The Wetar ground dove (Pampusana hoedtii) is a species of bird in the family Columbidae found on Wetar, Indonesia, and on Timor. Its natural habitats are monsoon forests and gallery forests, and possibly woodland and bamboos. Threatened by habitat loss and hunting, the species is assessed as endangered by the IUCN.

==Taxonomy==
In 1871, Hermann Schlegel described the species as Leptoptila hoedtii from Wetar. The species is monotypic. It has been moved from the genus Gallicolumba to Alopecoenas Sharpe, 1899. The name of the genus was changed in 2019 to Pampusana Bonaparte, 1855 as this name has priority. The specific epithet is derived from Dirk Samuel Hoedt, a Dutch collector who owned plantations in the East Indies.

==Description==
Body length is about 27 cm long. The male bird has a blue-grey head and a greyish white throat. The breast is pale cream, and the belly is blackish. The hindneck is reddish brown. The back and rump are rufous. Tail feathers are dark olive-brown, and there is a purple patch on the sides of the breast and the lesser covert feathers. The beak is black, and the feet are reddish violet. The female's head, neck and breast are rusty chestnut. Its upperparts and belly are olive-brown.

==Distribution and habitat==
The species is found in Wetar and Timor. Fewer than 20 birds were collected on Wetar around 1900, and there were many records in 2008 and 2009. In Timor-Leste, four or five birds were recorded near the border with Indonesia in 2005. There are records from only three localities in West Timor.

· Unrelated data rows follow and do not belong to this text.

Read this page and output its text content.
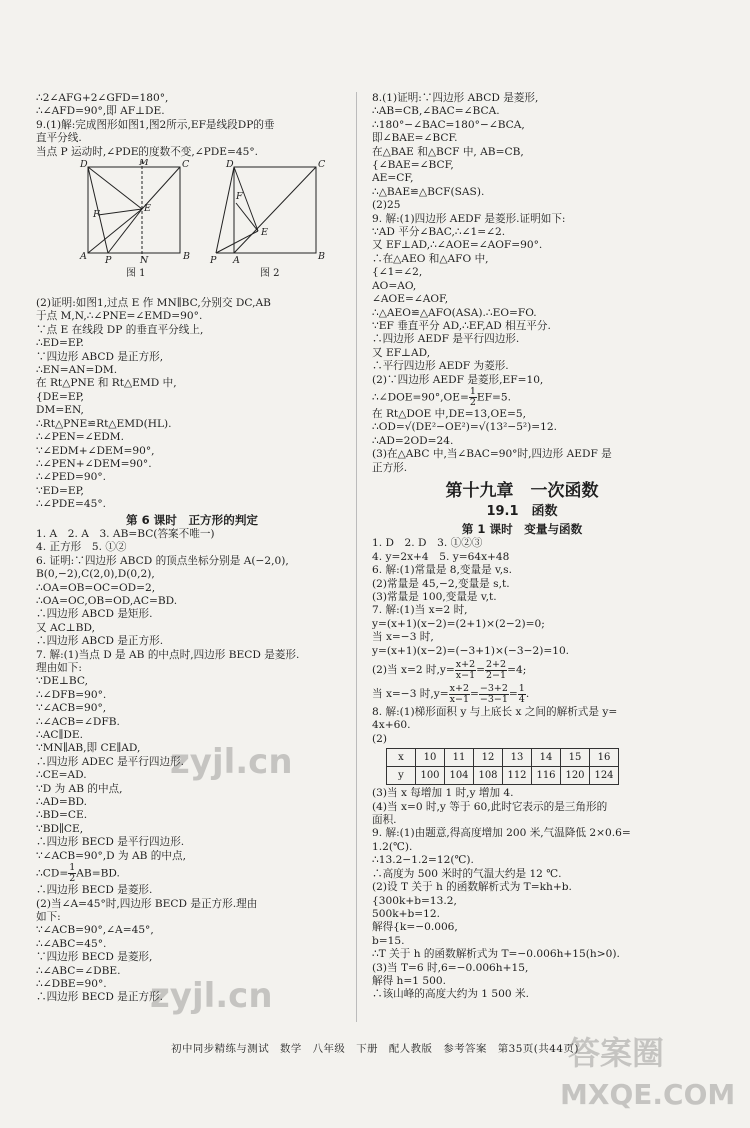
∴2∠AFG+2∠GFD=180°,
∴∠AFD=90°,即 AF⊥DE.
9.(1)解:完成图形如图1,图2所示,EF是线段DP的垂
直平分线.
当点 P 运动时,∠PDE的度数不变,∠PDE=45°.
D	M	C
F
E
A P	N	B
D	C
F
E
P A	B
图 1	图 2
(2)证明:如图1,过点 E 作 MN∥BC,分别交 DC,AB
于点 M,N,∴∠PNE=∠EMD=90°.
∵点 E 在线段 DP 的垂直平分线上,
∴ED=EP.
∵四边形 ABCD 是正方形,
∴EN=AN=DM.
在 Rt△PNE 和 Rt△EMD 中,
{DE=EP,
DM=EN,
∴Rt△PNE≌Rt△EMD(HL).
∴∠PEN=∠EDM.
∵∠EDM+∠DEM=90°,
∴∠PEN+∠DEM=90°.
∴∠PED=90°.
∵ED=EP,
∴∠PDE=45°.
第 6 课时　正方形的判定
1. A　2. A　3. AB=BC(答案不唯一)
4. 正方形　5. ①②
6. 证明:∵四边形 ABCD 的顶点坐标分别是 A(−2,0),
B(0,−2),C(2,0),D(0,2),
∴OA=OB=OC=OD=2,
∴OA=OC,OB=OD,AC=BD.
∴四边形 ABCD 是矩形.
又 AC⊥BD,
∴四边形 ABCD 是正方形.
7. 解:(1)当点 D 是 AB 的中点时,四边形 BECD 是菱形.
理由如下:
∵DE⊥BC,
∴∠DFB=90°.
∵∠ACB=90°,
∴∠ACB=∠DFB.
∴AC∥DE.
∵MN∥AB,即 CE∥AD,
∴四边形 ADEC 是平行四边形.
∴CE=AD.
∵D 为 AB 的中点,
∴AD=BD.
∴BD=CE.
∵BD∥CE,
∴四边形 BECD 是平行四边形.
∵∠ACB=90°,D 为 AB 的中点,
∴CD= $\frac{1}{2} AB=BD$.
∴四边形 BECD 是菱形.
(2)当∠A=45°时,四边形 BECD 是正方形.理由
如下:
∵∠ACB=90°,∠A=45°,
∴∠ABC=45°.
∵四边形 BECD 是菱形,
∴∠ABC=∠DBE.
∴∠DBE=90°.
∴四边形 BECD 是正方形.
8.(1)证明:∵四边形 ABCD 是菱形,
∴AB=CB,∠BAC=∠BCA.
∴180°−∠BAC=180°−∠BCA,
即∠BAE=∠BCF.
在△BAE 和△BCF 中, AB=CB,
{∠BAE=∠BCF,
AE=CF,
∴△BAE≌△BCF(SAS).
(2)25
9. 解:(1)四边形 AEDF 是菱形.证明如下:
∵AD 平分∠BAC,∴∠1=∠2.
又 EF⊥AD,∴∠AOE=∠AOF=90°.
∴在△AEO 和△AFO 中,
{∠1=∠2,
AO=AO,
∠AOE=∠AOF,
∴△AEO≌△AFO(ASA).∴EO=FO.
∵EF 垂直平分 AD,∴EF,AD 相互平分.
∴四边形 AEDF 是平行四边形.
又 EF⊥AD,
∴平行四边形 AEDF 为菱形.
(2)∵四边形 AEDF 是菱形,EF=10,
∴∠DOE=90°,OE= $\frac{1}{2} EF=5$.
在 Rt△DOE 中,DE=13,OE=5,
∴OD=√(DE²−OE²)=√(13²−5²)=12.
∴AD=2OD=24.
(3)在△ABC 中,当∠BAC=90°时,四边形 AEDF 是
正方形.
第十九章　一次函数
19.1　函数
第 1 课时　变量与函数
1. D　2. D　3. ①②③
4. y=2x+4　5. y=64x+48
6. 解:(1)常量是 8,变量是 v,s.
(2)常量是 45,−2,变量是 s,t.
(3)常量是 100,变量是 v,t.
7. 解:(1)当 x=2 时,
y=(x+1)(x−2)=(2+1)×(2−2)=0;
当 x=−3 时,
y=(x+1)(x−2)=(−3+1)×(−3−2)=10.
(2)当 x=2 时$,y= \frac{x+2}{x-1} = \frac{2+2}{2-1} =4$;
当 x=−3 时$,y= \frac{x+2}{x-1} = \frac{-3+2}{-3-1} = \frac{1}{4}$ .
8. 解:(1)梯形面积 y 与上底长 x 之间的解析式是 y=
4x+60.
(2)
x	10	11	12	13	14	15	16
y	100	104	108	112	116	120	124
(3)当 x 每增加 1 时,y 增加 4.
(4)当 x=0 时,y 等于 60,此时它表示的是三角形的
面积.
9. 解:(1)由题意,得高度增加 200 米,气温降低 2×0.6=
1.2(℃).
∴13.2−1.2=12(℃).
∴高度为 500 米时的气温大约是 12 ℃.
(2)设 T 关于 h 的函数解析式为 T=kh+b.
{300k+b=13.2,
500k+b=12.
解得{k=−0.006,
b=15.
∴T 关于 h 的函数解析式为 T=−0.006h+15(h>0).
(3)当 T=6 时,6=−0.006h+15,
解得 h=1 500.
∴该山峰的高度大约为 1 500 米.
初中同步精练与测试　数学　八年级　下册　配人教版　参考答案　第35页(共44页)
zyjl.cn
zyjl.cn
答案圈
MXQE.COM
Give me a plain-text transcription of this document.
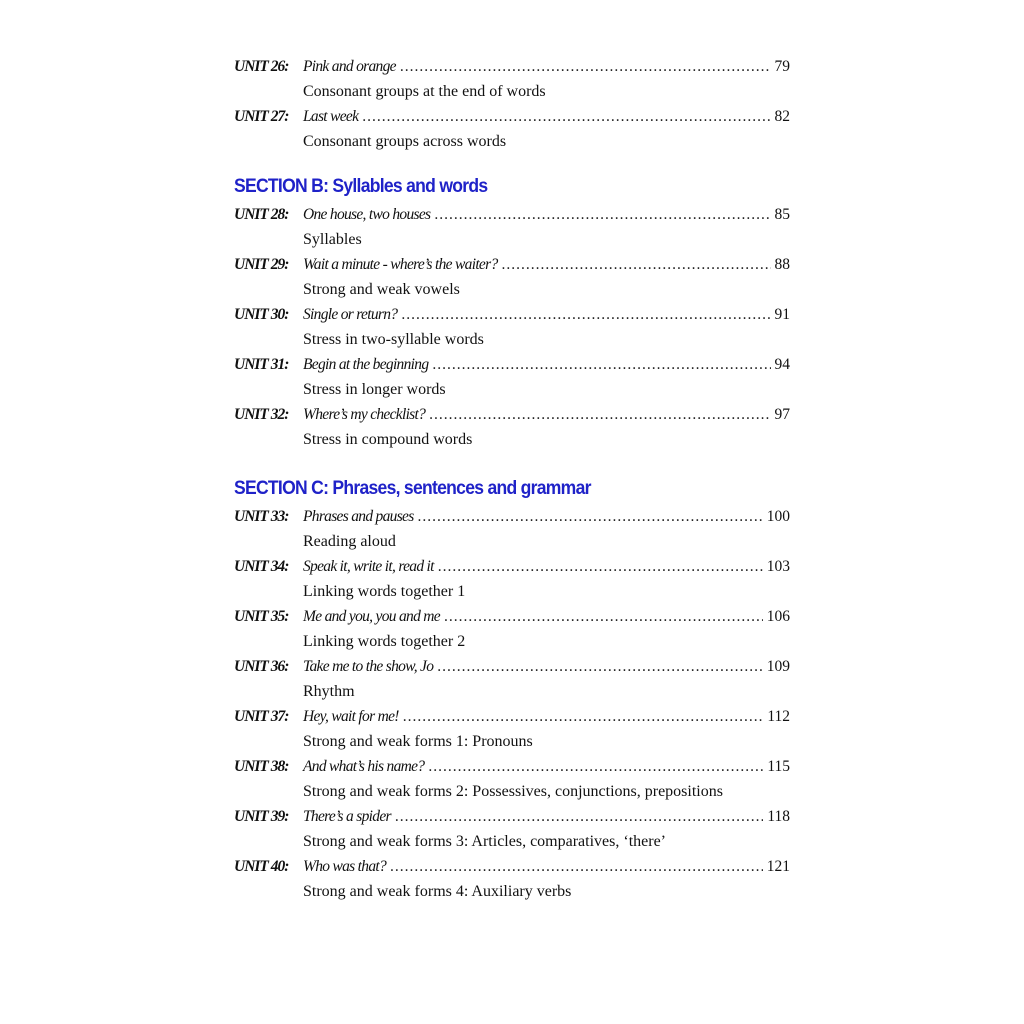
UNIT 26: Pink and orange .....	79
Consonant groups at the end of words
UNIT 27: Last week .....	82
Consonant groups across words
SECTION B: Syllables and words
UNIT 28: One house, two houses .....	85
Syllables
UNIT 29: Wait a minute - where’s the waiter? .....	88
Strong and weak vowels
UNIT 30: Single or return? .....	91
Stress in two-syllable words
UNIT 31: Begin at the beginning .....	94
Stress in longer words
UNIT 32: Where’s my checklist? .....	97
Stress in compound words
SECTION C: Phrases, sentences and grammar
UNIT 33: Phrases and pauses .....	100
Reading aloud
UNIT 34: Speak it, write it, read it .....	103
Linking words together 1
UNIT 35: Me and you, you and me .....	106
Linking words together 2
UNIT 36: Take me to the show, Jo .....	109
Rhythm
UNIT 37: Hey, wait for me! .....	112
Strong and weak forms 1: Pronouns
UNIT 38: And what’s his name? .....	115
Strong and weak forms 2: Possessives, conjunctions, prepositions
UNIT 39: There’s a spider .....	118
Strong and weak forms 3: Articles, comparatives, ‘there’
UNIT 40: Who was that? .....	121
Strong and weak forms 4: Auxiliary verbs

It is found at elevations up to 950 m. Its habitats are monsoon forests and gallery forests, and possibly woodland and bamboos.

==Behaviour==
The Wetar ground dove has been observed eating Ficus fruits on the ground. It appears to breed in the dry season, nesting in the canopy. It has been recorded calling from the canopy, giving a soft whu-wup call, sometimes with a du du-wup before it or a trrr after it.

==Status==
The population size on Wetar is estimated to be less than 10,000 birds and may be less than 3000. The global population size of the Wetar ground dove is estimated at 1500–7000 mature individuals, or 2500–9999 total individuals. The population is rapidly declining. Threats to the species include habitat loss and hunting. There is much habitat destruction and hunting on Timor. On Wetar, there is less hunting because of the island's inaccessibility, but forest clearance may threaten the species. Mining and road-building may also increase. The International Union for Conservation of Nature has assessed its conservation status as endangered. Protected areas in West Timor and Wetar have been proposed.